Thanks, I am certainly keeping a close eye as I build up my skills in hardware design.
Anyway to help make this thread easier to expand upon, I did a quick research on why x86 is easier to code for compared to ARM. And this redditor tso seems to have a good answer https://www.reddit.com/r/linux/comments/56eo2o/why_linux_pioneer_linus_torvalds_prefers_x86/d8ixjdt/
Anyways, the reason, as i have come to understand it, for x86 being “lovely” to work with from a kernel point of view is PCI. Specifically that the kernel, once the handover from the BIOS is complete, can go out and look up every device on the bus with a vendor specific id code.
ARM to a large extent do not have this. The various parts of a SoC just dangle off some opaque data bus, and if you guess wrong you may well trigger some kind of non-recoverable mode via whatever signal you send.

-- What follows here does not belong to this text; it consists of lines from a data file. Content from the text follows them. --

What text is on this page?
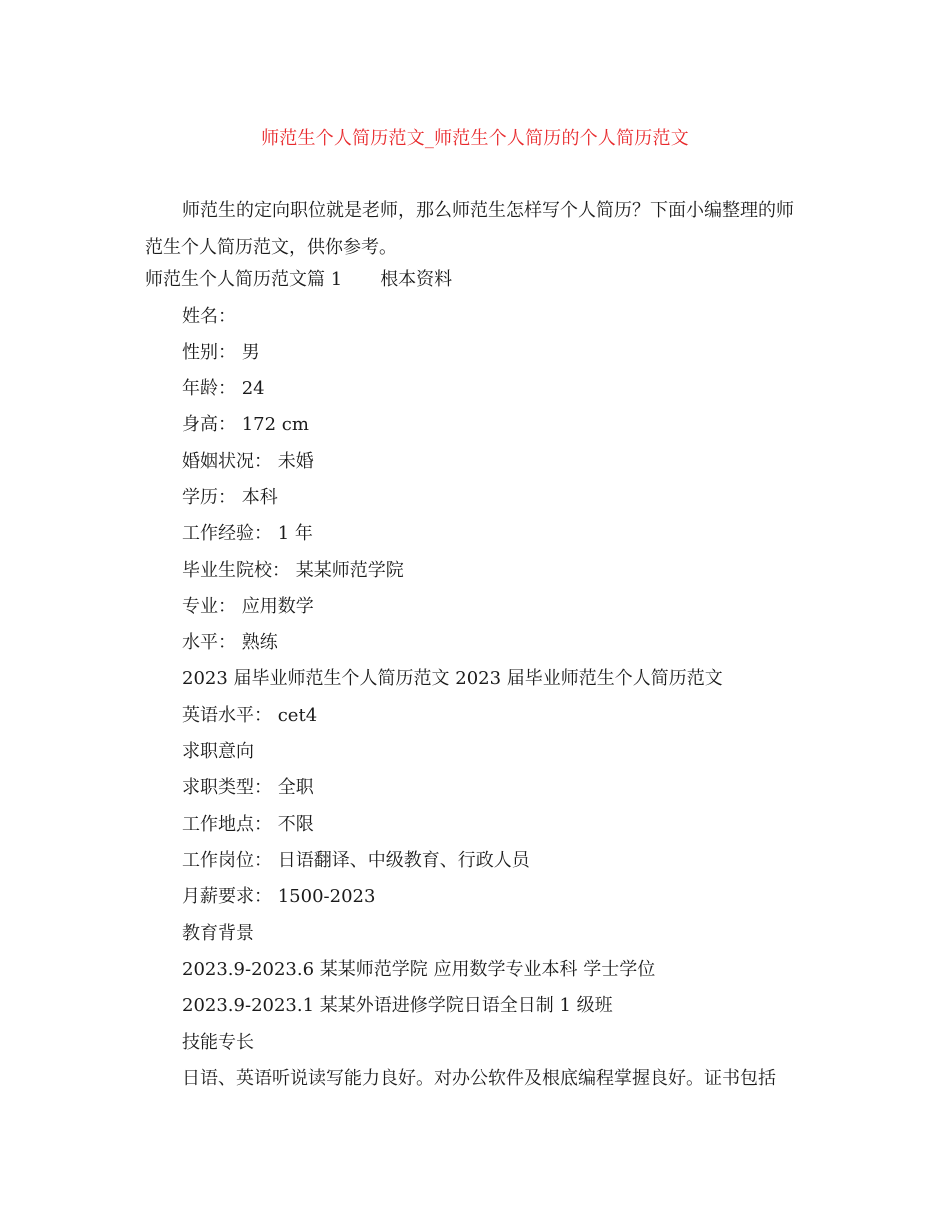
师范生个人简历范文_师范生个人简历的个人简历范文
师范生的定向职位就是老师，那么师范生怎样写个人简历？下面小编整理的师范生个人简历范文，供你参考。
师范生个人简历范文篇 1 根本资料
姓名：
性别： 男
年龄： 24
身高： 172 cm
婚姻状况： 未婚
学历： 本科
工作经验： 1 年
毕业生院校： 某某师范学院
专业： 应用数学
水平： 熟练
2023 届毕业师范生个人简历范文 2023 届毕业师范生个人简历范文
英语水平： cet4
求职意向
求职类型： 全职
工作地点： 不限
工作岗位： 日语翻译、中级教育、行政人员
月薪要求： 1500-2023
教育背景
2023.9-2023.6 某某师范学院 应用数学专业本科 学士学位
2023.9-2023.1 某某外语进修学院日语全日制 1 级班
技能专长
日语、英语听说读写能力良好。对办公软件及根底编程掌握良好。证书包括
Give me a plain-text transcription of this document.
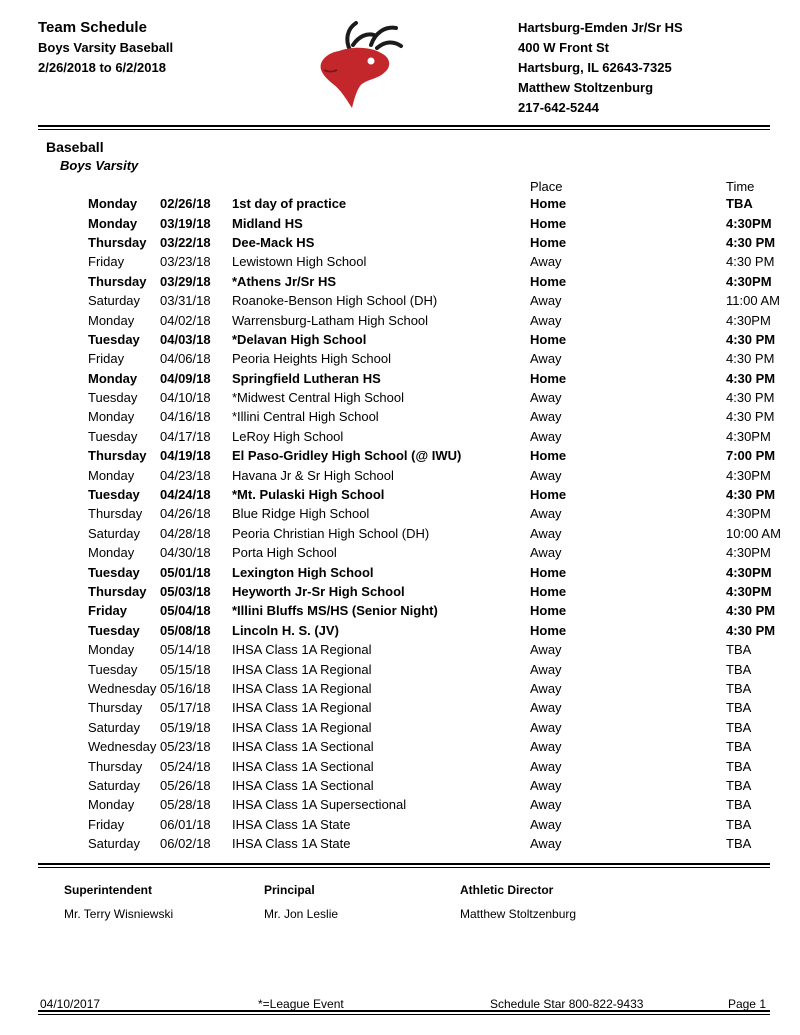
Team Schedule
Boys Varsity Baseball
2/26/2018 to 6/2/2018
Hartsburg-Emden Jr/Sr HS
400 W Front St
Hartsburg, IL 62643-7325
Matthew Stoltzenburg
217-642-5244
Baseball
Boys Varsity
			Place	Time
Monday	02/26/18	1st day of practice	Home	TBA
Monday	03/19/18	Midland HS	Home	4:30PM
Thursday	03/22/18	Dee-Mack HS	Home	4:30 PM
Friday	03/23/18	Lewistown High School	Away	4:30 PM
Thursday	03/29/18	*Athens Jr/Sr HS	Home	4:30PM
Saturday	03/31/18	Roanoke-Benson High School (DH)	Away	11:00 AM
Monday	04/02/18	Warrensburg-Latham High School	Away	4:30PM
Tuesday	04/03/18	*Delavan High School	Home	4:30 PM
Friday	04/06/18	Peoria Heights High School	Away	4:30 PM
Monday	04/09/18	Springfield Lutheran HS	Home	4:30 PM
Tuesday	04/10/18	*Midwest Central High School	Away	4:30 PM
Monday	04/16/18	*Illini Central High School	Away	4:30 PM
Tuesday	04/17/18	LeRoy High School	Away	4:30PM
Thursday	04/19/18	El Paso-Gridley High School (@ IWU)	Home	7:00 PM
Monday	04/23/18	Havana Jr & Sr High School	Away	4:30PM
Tuesday	04/24/18	*Mt. Pulaski High School	Home	4:30 PM
Thursday	04/26/18	Blue Ridge High School	Away	4:30PM
Saturday	04/28/18	Peoria Christian High School (DH)	Away	10:00 AM
Monday	04/30/18	Porta High School	Away	4:30PM
Tuesday	05/01/18	Lexington High School	Home	4:30PM
Thursday	05/03/18	Heyworth Jr-Sr High School	Home	4:30PM
Friday	05/04/18	*Illini Bluffs MS/HS (Senior Night)	Home	4:30 PM
Tuesday	05/08/18	Lincoln H. S. (JV)	Home	4:30 PM
Monday	05/14/18	IHSA Class 1A Regional	Away	TBA
Tuesday	05/15/18	IHSA Class 1A Regional	Away	TBA
Wednesday	05/16/18	IHSA Class 1A Regional	Away	TBA
Thursday	05/17/18	IHSA Class 1A Regional	Away	TBA
Saturday	05/19/18	IHSA Class 1A Regional	Away	TBA
Wednesday	05/23/18	IHSA Class 1A Sectional	Away	TBA
Thursday	05/24/18	IHSA Class 1A Sectional	Away	TBA
Saturday	05/26/18	IHSA Class 1A Sectional	Away	TBA
Monday	05/28/18	IHSA Class 1A Supersectional	Away	TBA
Friday	06/01/18	IHSA Class 1A State	Away	TBA
Saturday	06/02/18	IHSA Class 1A State	Away	TBA
Superintendent
Mr. Terry Wisniewski
Principal
Mr. Jon Leslie
Athletic Director
Matthew Stoltzenburg
04/10/2017	*=League Event	Schedule Star 800-822-9433	Page 1
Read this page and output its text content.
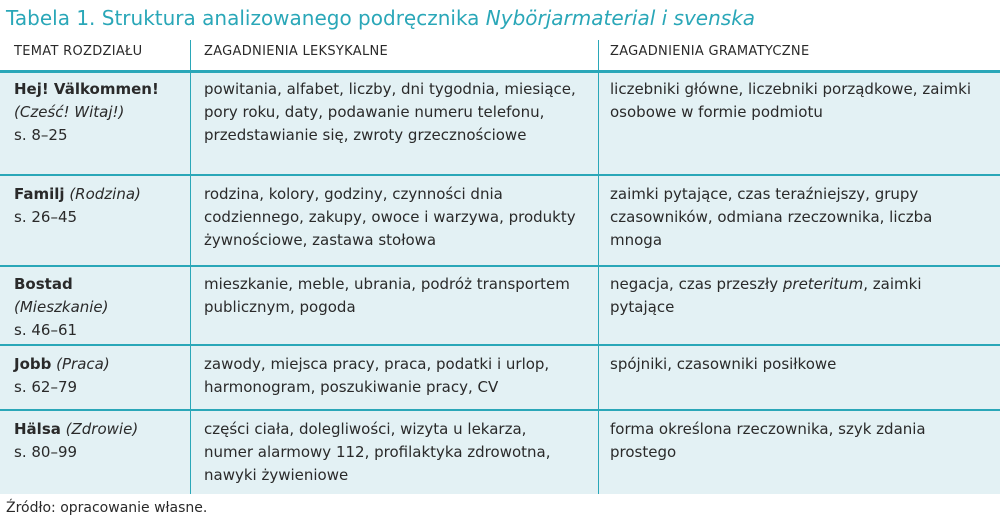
Tabela 1. Struktura analizowanego podręcznika Nybörjarmaterial i svenska
TEMAT ROZDZIAŁU	ZAGADNIENIA LEKSYKALNE	ZAGADNIENIA GRAMATYCZNE
Hej! Välkommen!
(Cześć! Witaj!)
s. 8–25
powitania, alfabet, liczby, dni tygodnia, miesiące, pory roku, daty, podawanie numeru telefonu, przedstawianie się, zwroty grzecznościowe
liczebniki główne, liczebniki porządkowe, zaimki osobowe w formie podmiotu
Familj (Rodzina)
s. 26–45
rodzina, kolory, godziny, czynności dnia codziennego, zakupy, owoce i warzywa, produkty żywnościowe, zastawa stołowa
zaimki pytające, czas teraźniejszy, grupy czasowników, odmiana rzeczownika, liczba mnoga
Bostad
(Mieszkanie)
s. 46–61
mieszkanie, meble, ubrania, podróż transportem publicznym, pogoda
negacja, czas przeszły preteritum, zaimki pytające
Jobb (Praca)
s. 62–79
zawody, miejsca pracy, praca, podatki i urlop, harmonogram, poszukiwanie pracy, CV
spójniki, czasowniki posiłkowe
Hälsa (Zdrowie)
s. 80–99
części ciała, dolegliwości, wizyta u lekarza, numer alarmowy 112, profilaktyka zdrowotna, nawyki żywieniowe
forma określona rzeczownika, szyk zdania prostego
Źródło: opracowanie własne.
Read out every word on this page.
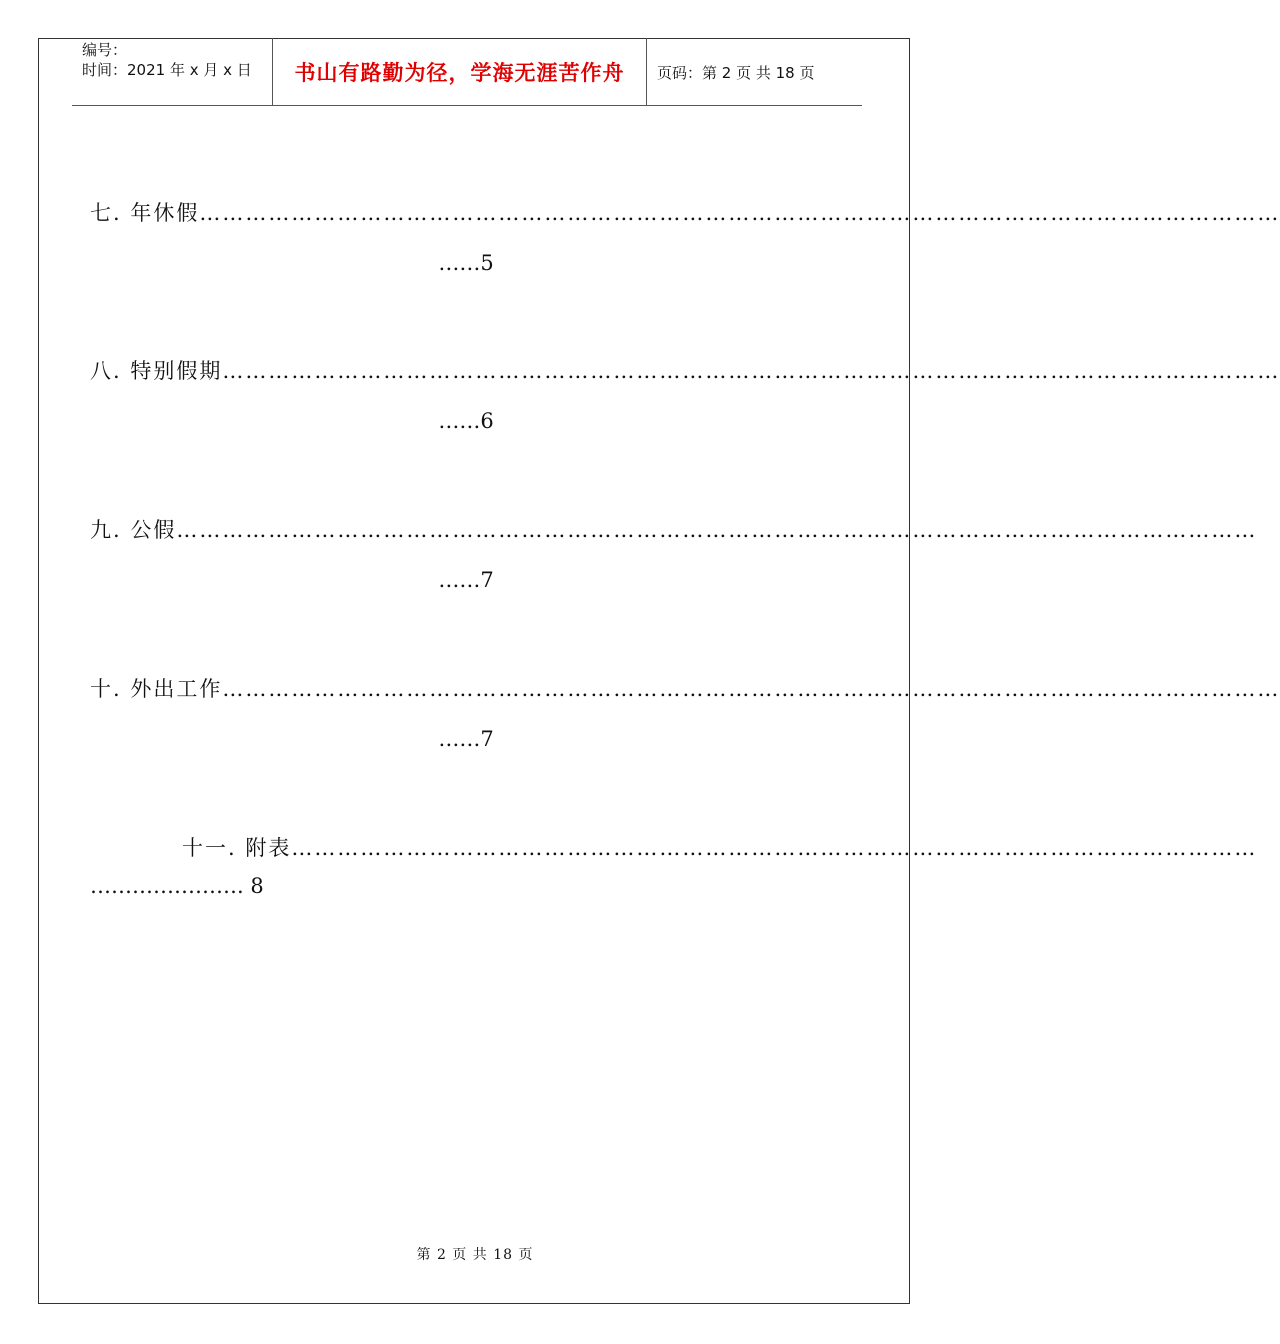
编号：
时间：2021 年 x 月 x 日	书山有路勤为径，学海无涯苦作舟	页码：第 2 页 共 18 页
七. 年休假……………………………………………………………………………………………………………………………
……5
八. 特别假期…………………………………………………………………………………………………………………………
……6
九. 公假……………………………………………………………………………………………………………………………
……7
十. 外出工作…………………………………………………………………………………………………………………………
……7
十一. 附表………………………………………………………………………………………………………………
…………………. 8
第 2 页 共 18 页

Key points to consider on why PCI is not used in ARM ecosystem based on his observations, is that board developers do not need the more complex dynamic enumeration feature of PCI. And thus they often opt for device tree instead, which is easier to use.
Except, vendors often compile the device tree right into the firmware blob. Thus killing off the idea of a single bootable linux.
So it sounds like on the upstreaming of drivers is being sorted by sifive, but…
What is the current direction however of the ideal of a single bootable linux rom, that does not have to be recompiled for every board?
Could there be perhaps something like a CPUID but for device trees stored in a locked rom? e.g. BRDNFO that returns a memory pointer to a device tree list perhaps?